Since the data is unlabeled, we opt for unsupervised learning approach using clustering techniques. We have tried different clustering algorithms but we present the ones which gave us the most suitable labels as per our intuition.

In [47]:
from sklearn.cluster import KMeans
X = b.values.astype(np.float)
kmeans = KMeans(n_clusters = 2, max_iter = 2000, algorithm = 'full').fit(X)
kmf2labels = kmeans.labels_
kmf2labels = kmf2labels.tolist()
print('Finished clustering using K-Means')

Finished clustering using K-Means


While different variation of K-Means exists, we used the Expectation Maximization method. In order to get better convergence of our datapoints to centroid, we also increased the number of iterations from a default of 300 to 2000. The Expectation Maximization algorithm can be found here: https://en.wikipedia.org/wiki/Expectation–maximization_algorithm

We create two sets of clusters here: one for low likelihood accident zones whereas the other one for high likelihood accident zones. 

In [49]:
len(kmf2labels)

207617

So, we now have labels for all the data points from our dataset containing features: area, accident severity, pothole severity, speed, alarm type, overspeeding flag, hour category, visibility and sky conditions, which can be crucial towards understanding an accident would be taking place or not.
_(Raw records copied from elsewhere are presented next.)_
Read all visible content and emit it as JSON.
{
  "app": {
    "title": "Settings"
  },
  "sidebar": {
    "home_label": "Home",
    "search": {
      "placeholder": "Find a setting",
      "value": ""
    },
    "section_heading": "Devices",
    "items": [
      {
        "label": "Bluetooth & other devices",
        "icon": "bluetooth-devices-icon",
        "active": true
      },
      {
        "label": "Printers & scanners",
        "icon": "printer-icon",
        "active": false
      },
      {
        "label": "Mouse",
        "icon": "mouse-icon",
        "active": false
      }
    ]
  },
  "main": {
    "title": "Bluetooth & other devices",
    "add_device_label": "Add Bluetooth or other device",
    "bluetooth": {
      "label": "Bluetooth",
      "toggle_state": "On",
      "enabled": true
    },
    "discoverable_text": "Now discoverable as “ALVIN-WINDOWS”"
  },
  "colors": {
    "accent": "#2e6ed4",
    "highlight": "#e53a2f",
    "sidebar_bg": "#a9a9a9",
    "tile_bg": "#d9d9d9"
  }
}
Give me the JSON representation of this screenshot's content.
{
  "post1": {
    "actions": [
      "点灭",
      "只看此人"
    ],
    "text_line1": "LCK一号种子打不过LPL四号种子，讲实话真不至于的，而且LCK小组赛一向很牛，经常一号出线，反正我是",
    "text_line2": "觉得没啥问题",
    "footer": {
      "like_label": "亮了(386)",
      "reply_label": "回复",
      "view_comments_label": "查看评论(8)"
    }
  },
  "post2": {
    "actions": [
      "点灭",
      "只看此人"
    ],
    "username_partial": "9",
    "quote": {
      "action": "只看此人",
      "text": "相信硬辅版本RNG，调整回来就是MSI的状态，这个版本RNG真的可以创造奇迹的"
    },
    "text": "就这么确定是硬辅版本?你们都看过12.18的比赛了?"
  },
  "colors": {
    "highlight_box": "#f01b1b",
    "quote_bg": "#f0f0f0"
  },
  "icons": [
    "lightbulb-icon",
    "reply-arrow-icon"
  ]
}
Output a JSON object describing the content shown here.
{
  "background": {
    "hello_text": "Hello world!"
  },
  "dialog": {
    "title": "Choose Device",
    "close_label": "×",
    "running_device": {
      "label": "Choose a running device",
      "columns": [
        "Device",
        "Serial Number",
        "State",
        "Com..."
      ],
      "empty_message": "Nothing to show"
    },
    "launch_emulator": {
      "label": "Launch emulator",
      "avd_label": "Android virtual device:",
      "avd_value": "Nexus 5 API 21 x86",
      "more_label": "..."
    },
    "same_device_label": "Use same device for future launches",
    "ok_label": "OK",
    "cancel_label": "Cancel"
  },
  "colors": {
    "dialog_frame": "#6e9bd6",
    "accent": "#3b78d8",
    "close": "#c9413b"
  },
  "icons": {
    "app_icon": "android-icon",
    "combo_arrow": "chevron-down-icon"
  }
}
Let us join this list of labels to the dataframe to study them carefully.

In [60]:
b['labels'] = kmf2labels
df['labels'] = kmf2labels
df['labels'] = df['labels'].map({0: 'High', 1: 'Low'})

In [61]:
b.head(10)

Unnamed: 0,Area,Alarm_Type,ehourCat,condition,visibility,Accident_Severity,Pothole_Severity,hasOversped,labels
0,1,1,1,3,0,2,2,0,1
1,1,1,1,3,0,2,2,0,1
2,2,2,1,3,0,2,2,0,1
3,2,2,1,3,0,2,2,0,1
4,3,3,1,3,0,2,2,1,1
5,3,3,1,3,0,2,2,1,1
6,1,4,1,3,0,2,2,0,1
7,1,4,1,3,0,2,2,0,1
8,3,3,1,3,0,2,2,1,1
9,3,3,1,3,0,2,2,1,1


In [62]:
df.head(10)

Unnamed: 0,Area,Alarm_Type,ehourCat,condition,visibility,Accident_Severity,Pothole_Severity,hasOversped,labels
0,Kadugodi,PCW,Early,Passing clouds,Low,Medium,Medium,No,Low
1,Kadugodi,PCW,Early,Passing clouds,Low,Medium,Medium,No,Low
2,Garudachar Playa,FCW,Early,Passing clouds,Low,Medium,Medium,No,Low
3,Garudachar Playa,FCW,Early,Passing clouds,Low,Medium,Medium,No,Low
4,Hudi,Overspeed,Early,Passing clouds,Low,Medium,Medium,Yes,Low
5,Hudi,Overspeed,Early,Passing clouds,Low,Medium,Medium,Yes,Low
6,Kadugodi,HMW,Early,Passing clouds,Low,Medium,Medium,No,Low
7,Kadugodi,HMW,Early,Passing clouds,Low,Medium,Medium,No,Low
8,Hudi,Overspeed,Early,Passing clouds,Low,Medium,Medium,Yes,Low
9,Hudi,Overspeed,Early,Passing clouds,Low,Medium,Medium,Yes,Low


It can be seen that in cases of medium accident prone zones and pothole severities, overspeeding with low visibility during early hours of the data can have high chances of accident as per the given area and alarm type.

In [63]:
writer = ExcelWriter('bangalore-labeled-data.xlsx')
b.to_excel(writer, index = False, sheet_name = 'Sheet1')
df.to_excel(writer, index = False, sheet_name = 'Sheet2')
writer.save()

In [65]:
df[3251:3260]

Unnamed: 0,Area,Alarm_Type,ehourCat,condition,visibility,Accident_Severity,Pothole_Severity,hasOversped,labels
3251,Kadugodi,HMW,PeakM,Passing clouds,Low,Medium,Medium,No,Low
3252,Kadugodi,HMW,PeakM,Passing clouds,Low,Medium,Medium,No,Low
3253,Kadugodi,HMW,PeakM,Passing clouds,Low,Medium,Medium,No,Low
3254,Bellanduru,Overspeed,PeakM,Passing clouds,Low,High,High,Yes,High
3255,Bellanduru,Overspeed,PeakM,Passing clouds,Low,High,High,Yes,High
3256,Bellanduru,HMW,PeakM,Passing clouds,Low,High,High,No,High
3257,Bellanduru,HMW,PeakM,Passing clouds,Low,High,High,No,High
3258,Bellanduru,HMW,PeakM,Passing clouds,Low,High,High,No,High
3259,Bellanduru,HMW,PeakM,Passing clouds,Low,High,High,No,High


From the above results, we can see areas with high accident prone zones and high potholes are more vulnerable to accidents no matter what the conditions are during the morning hours.